As web developers, we have to deal with non-technical people, or people that just don’t have the same knowledge-set we have. They see a score in the Orange or Red and freak-out. And we have to deal with that freak-out. After Five years, I have a strategy to handle a stakeholder that cares about the number above anything else: I run multiple tests.
Multiple Tests
When you run multiple tests on Pagespeed insights, you will see a variance in scores. On some sites, I see a variance as high as 20 points! If I have a manager or a stakeholder that as adamant about the pagespeed insights score of their site, I have them set next to me, and I then run the site through Pagespeed Insights 10 times in 10 minutes. They will see a variance in the score, like I said, of up to 20 points.

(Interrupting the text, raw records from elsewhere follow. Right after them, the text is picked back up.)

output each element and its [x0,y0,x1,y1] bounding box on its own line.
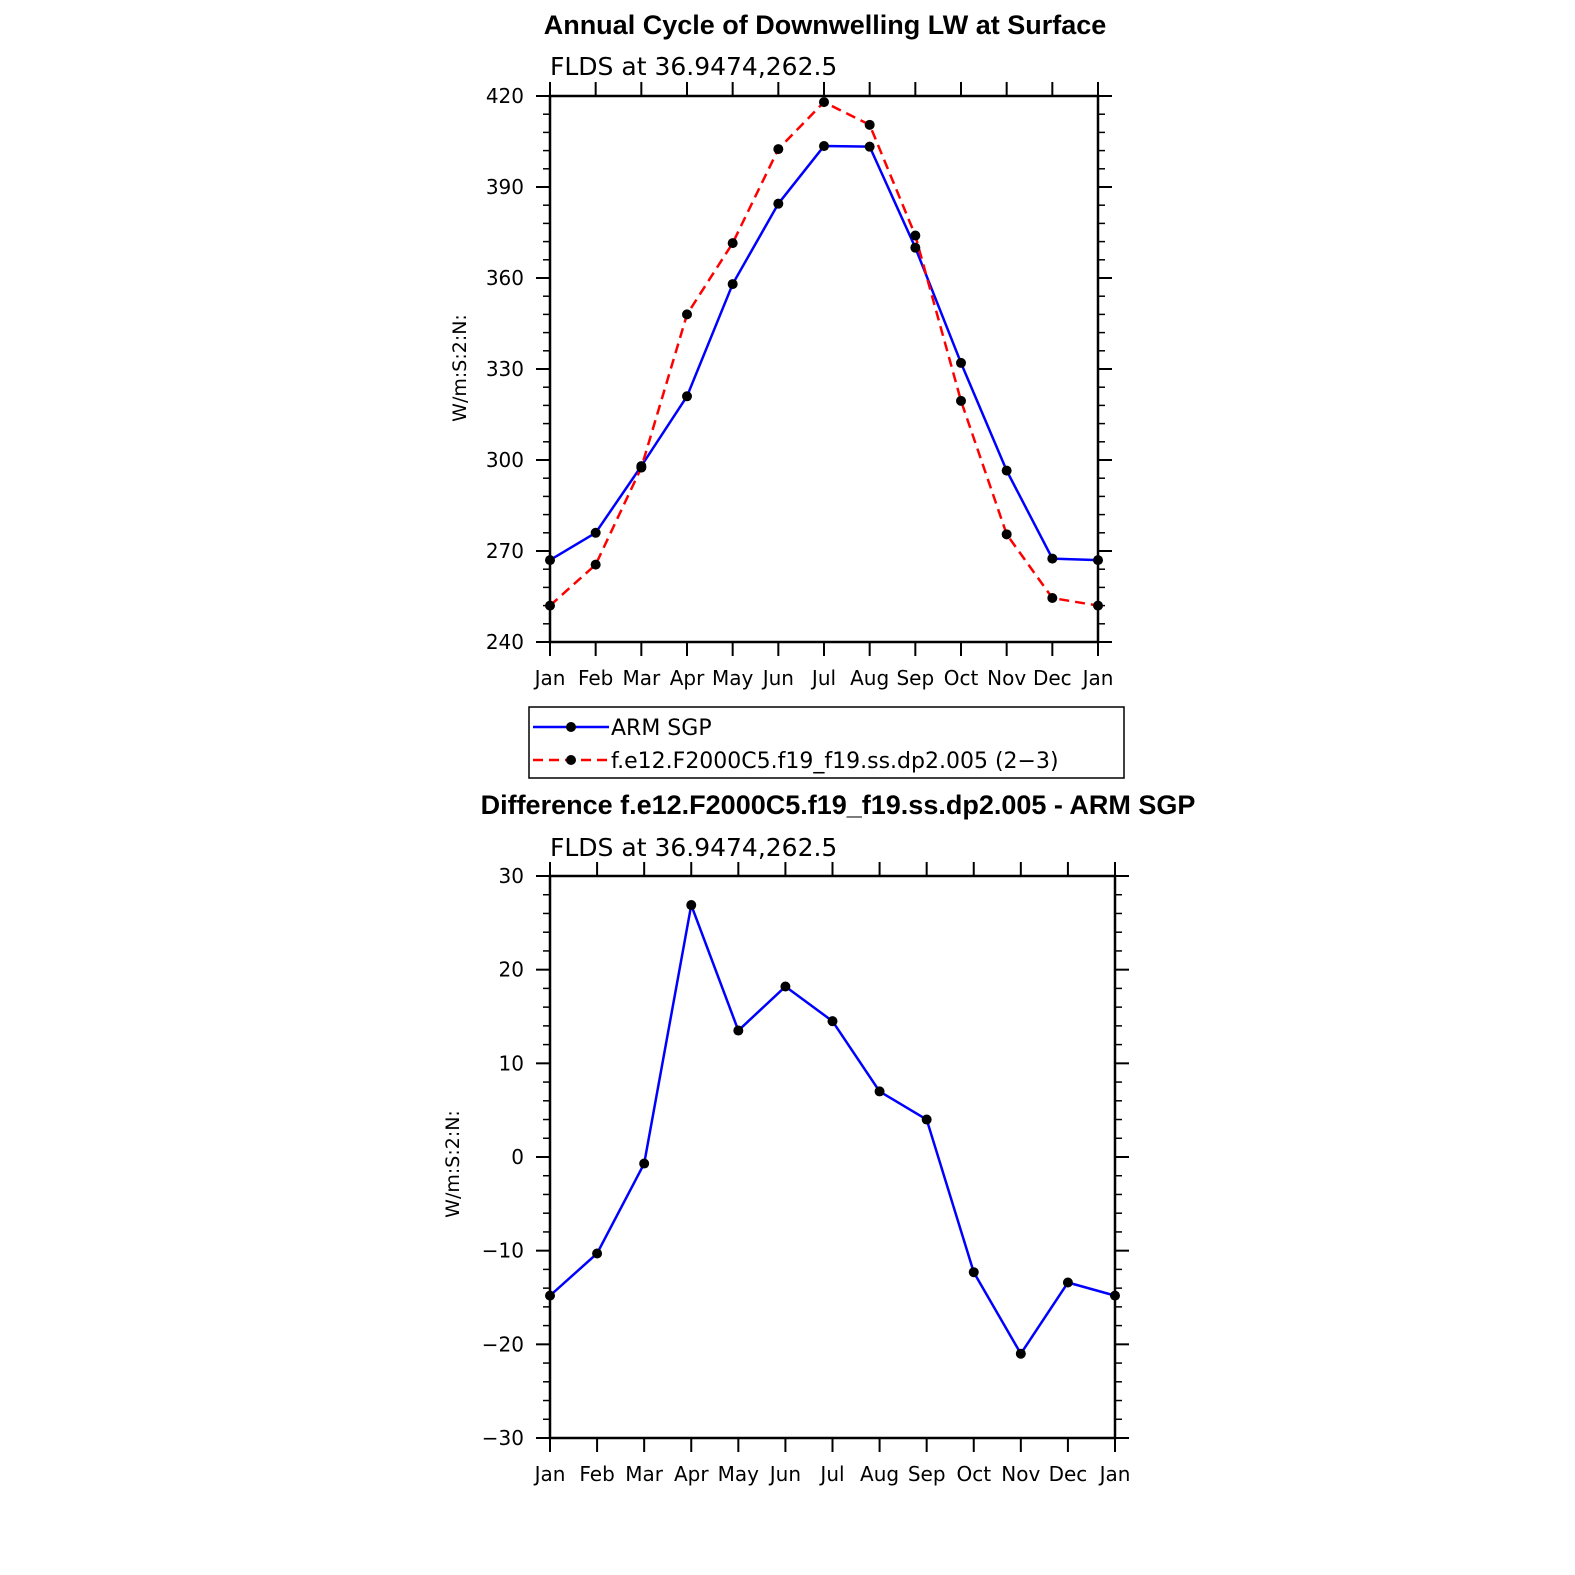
chart1-series-0-point [910,242,921,253]
chart1-series-0-point [956,357,966,368]
chart2-xtick-label: Aug [860,1462,899,1486]
chart2-xtick-label: Feb [579,1462,614,1486]
chart1-legend: ARM SGP f.e12.F2000C5.f19_f19.ss.dp2.005… [528,706,1125,779]
chart1-xtick-label: Jul [810,666,836,690]
chart1-xtick-label: Mar [622,666,661,690]
chart2-xtick-label: Sep [908,1462,946,1486]
chart1-subtitle: FLDS at 36.9474,262.5 [550,52,837,81]
chart1-xtick-label: Jan [533,666,566,690]
chart1-xtick-label: Jun [761,666,794,690]
chart2-series-0-line [549,903,1116,1355]
chart1-series-1-point [590,559,601,570]
chart2-series-0-point [592,1248,603,1259]
chart2-series-0-point [686,900,697,911]
legend-marker-model [566,755,576,765]
chart1-ytick-label: 360 [486,266,524,290]
chart2-y-axis-label: W/m:S:2:N: [442,1110,464,1218]
chart1-xtick-label: Nov [987,666,1026,690]
chart1-plot-frame [548,94,1100,644]
chart2-series-0-point [545,1290,555,1301]
chart2-series-0-point [921,1114,932,1125]
legend-marker-arm-sgp [566,722,576,732]
chart2-ytick-label: 20 [499,958,524,982]
chart2-xtick-label: Nov [1001,1462,1040,1486]
chart2-ytick-label: 30 [499,864,524,888]
chart1-ytick-label: 330 [486,357,524,381]
chart1-xtick-label: Feb [578,666,613,690]
chart2-series-0-point [874,1086,885,1097]
chart1-ytick-label: 420 [486,84,524,108]
chart2-series-0-point [1062,1277,1073,1288]
chart2-xtick-label: Jan [1098,1462,1131,1486]
chart2-series-0-point [1110,1290,1120,1301]
chart1-series-1-point [727,238,738,249]
chart1-xtick-label: Jan [1081,666,1114,690]
chart2-xtick-label: Mar [625,1462,664,1486]
chart1-xtick-label: Sep [896,666,934,690]
chart2-series-0-point [780,981,791,992]
chart2-series-0-point [1015,1348,1026,1359]
chart2-ytick-label: −30 [482,1426,524,1450]
chart1-series-1-point [1093,600,1103,611]
legend-box [528,706,1125,779]
chart2-subtitle: FLDS at 36.9474,262.5 [550,833,837,862]
chart1-title: Annual Cycle of Downwelling LW at Surfac… [544,10,1107,40]
chart1-series-0-point [1047,553,1058,564]
chart2-title: Difference f.e12.F2000C5.f19_f19.ss.dp2.… [481,790,1196,820]
chart1-series-0-point [1001,465,1012,476]
chart2-xtick-label: Jun [768,1462,801,1486]
chart2-ytick-label: 0 [511,1145,524,1169]
chart2-series-0-point [733,1025,744,1036]
chart1-ytick-label: 240 [486,630,524,654]
chart1-series-0-point [545,555,555,566]
chart1-plot: 240 270 300 330 360 390 420 Jan Feb Mar Apr May Jun J… [486,82,1114,690]
chart1-series-1-point [910,230,921,241]
chart2-xtick-label: Apr [674,1462,709,1486]
chart1-xtick-label: Aug [850,666,889,690]
chart1-ytick-label: 390 [486,175,524,199]
chart1-series-0-point [1093,555,1103,566]
chart1-series-1-point [682,309,692,320]
chart1-series-1-point [819,97,829,108]
chart2-series-0-point [968,1267,979,1278]
chart1-series-0-point [682,391,692,402]
chart1-series-0-line [549,144,1099,562]
chart2-ytick-label: −20 [482,1332,524,1356]
chart2-xtick-label: Oct [956,1462,991,1486]
chart1-xtick-label: May [712,666,754,690]
chart2-series-0-point [827,1016,838,1027]
chart2-ytick-label: −10 [482,1239,524,1263]
chart1-y-axis-label: W/m:S:2:N: [449,314,471,422]
chart1-xtick-label: Apr [670,666,705,690]
chart2-plot: −30 −20 −10 0 10 20 30 Jan Feb Mar Apr May Jun Jul Aug… [482,862,1131,1486]
chart1-xtick-label: Oct [944,666,979,690]
chart1-series-1-point [545,600,555,611]
chart1-series-1-point [1047,593,1058,604]
chart2-xtick-label: Jan [533,1462,566,1486]
chart2-xtick-label: Dec [1049,1462,1088,1486]
chart2-xtick-label: May [718,1462,760,1486]
legend-label-model: f.e12.F2000C5.f19_f19.ss.dp2.005 (2−3) [611,749,1059,774]
chart2-plot-frame [548,874,1117,1440]
chart1-series-0-point [727,279,738,290]
chart1-series-0-point [864,141,875,152]
chart1-series-1-line [549,100,1099,607]
chart1-series-1-point [636,462,647,473]
chart1-series-1-point [1001,529,1012,540]
chart1-series-1-point [773,144,784,155]
chart1-ytick-label: 270 [486,539,524,563]
chart1-ytick-label: 300 [486,448,524,472]
chart2-ytick-label: 10 [499,1051,524,1075]
chart2-xtick-label: Jul [818,1462,844,1486]
chart1-xtick-label: Dec [1033,666,1072,690]
legend-label-arm-sgp: ARM SGP [611,716,712,741]
chart1-series-1-point [864,119,875,130]
chart1-series-1-point [956,395,966,406]
chart2-series-0-point [639,1158,650,1169]
chart1-series-0-point [773,198,784,209]
chart1-series-0-point [819,141,829,152]
chart1-series-0-point [590,527,601,538]
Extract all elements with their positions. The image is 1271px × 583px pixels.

Their reaction is always the same: “This thing is a piece of junk and the number is arbitrary”. Not exactly what I want their reaction to be, but if it gets them to drop the argument about Pagespeed Insights, all the better for me.

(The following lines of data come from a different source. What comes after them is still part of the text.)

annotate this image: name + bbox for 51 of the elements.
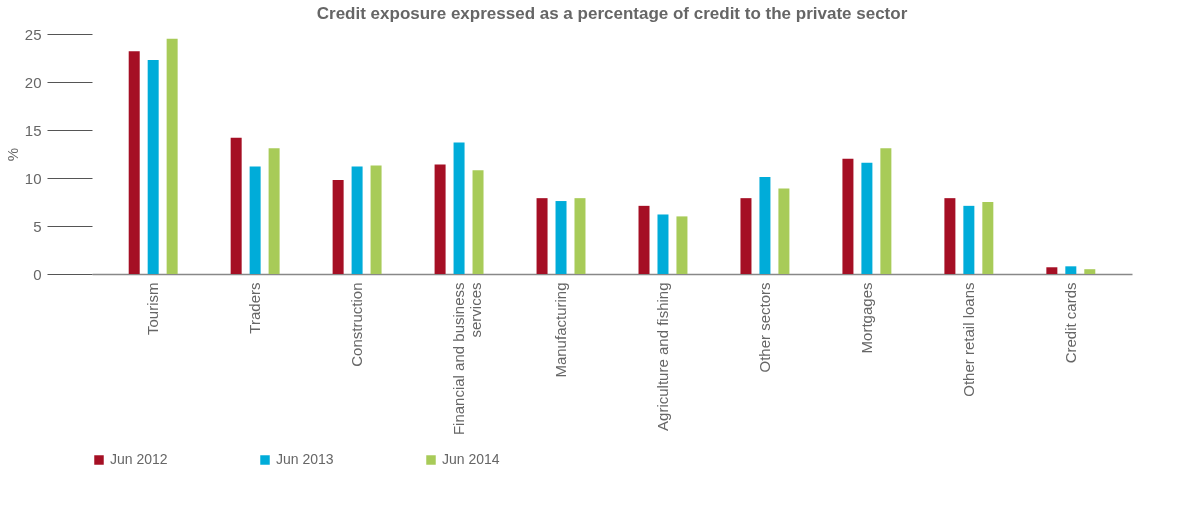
bar [861, 162, 873, 274]
y-tick-label: 5 [33, 217, 42, 235]
bar [434, 164, 446, 274]
bar [453, 142, 465, 274]
x-tick-label: Credit cards [1061, 282, 1079, 364]
x-tick-label: Financial and business services [450, 282, 485, 436]
y-tick-label: 0 [33, 265, 42, 283]
bar [128, 51, 140, 274]
x-tick-label: Other retail loans [959, 282, 977, 397]
bar [944, 198, 956, 274]
bar [676, 216, 688, 274]
bar [166, 38, 178, 274]
y-tick-label: 20 [24, 73, 42, 91]
x-tick-label: Other sectors [755, 282, 773, 373]
bar [351, 166, 363, 274]
y-tick-label: 10 [24, 169, 42, 187]
x-tick-label: Manufacturing [552, 282, 570, 378]
x-tick-label: Traders [246, 282, 264, 334]
bar [1046, 267, 1058, 274]
legend-label: Jun 2013 [276, 451, 334, 467]
bar [472, 170, 484, 274]
bar [638, 205, 650, 274]
bar [1065, 266, 1077, 274]
bar [574, 198, 586, 274]
bar [230, 137, 242, 274]
bar [982, 202, 994, 274]
chart-title: Credit exposure expressed as a percentage of credit to the private sector [316, 4, 908, 23]
bar [740, 198, 752, 274]
x-tick-label: Tourism [144, 282, 162, 336]
legend-label: Jun 2014 [442, 451, 500, 467]
bar [555, 201, 567, 274]
y-tick-label: 15 [24, 121, 42, 139]
bar [268, 148, 280, 274]
bar [332, 179, 344, 274]
bar [249, 166, 261, 274]
legend-label: Jun 2012 [110, 451, 168, 467]
x-tick-label: Mortgages [857, 282, 875, 354]
bar [370, 165, 382, 274]
bar [759, 177, 771, 274]
y-tick-label: 25 [24, 25, 42, 43]
bar [963, 205, 975, 274]
bar [880, 148, 892, 274]
bar [536, 198, 548, 274]
bar [1084, 269, 1096, 274]
y-axis-title: % [3, 147, 21, 162]
x-tick-label: Agriculture and fishing [653, 282, 671, 431]
x-tick-label: Construction [348, 282, 366, 367]
bar [657, 214, 669, 274]
bar [147, 59, 159, 274]
bar [778, 188, 790, 274]
bar [842, 158, 854, 274]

Click on the Throttling Tooltip
Show then the download speed being used to calculate these wacky speeds. Then show them the mobile speed statistics for North America. The reaction is always the same. “Why is Google measuring pagespeed for a phone that doesn’t exist anymore?”
Why indeed.
Threaten to take away functionality
If your site has videos, javascript animations, functionality, API calls, your site will not score well on Pagespeed Insights. There is no way around it. If your stakeholder cares so much about score, make it clear: I can make a page that scores in the 90’s, but you won’t have all that nice functionality anymore. It’s one or the other.
Show them Google can’t even Pass!
Put YouTube.com into Pagespeed Insights. It says ‘FAILED’. Really, just do that. This ends the arguments the best way.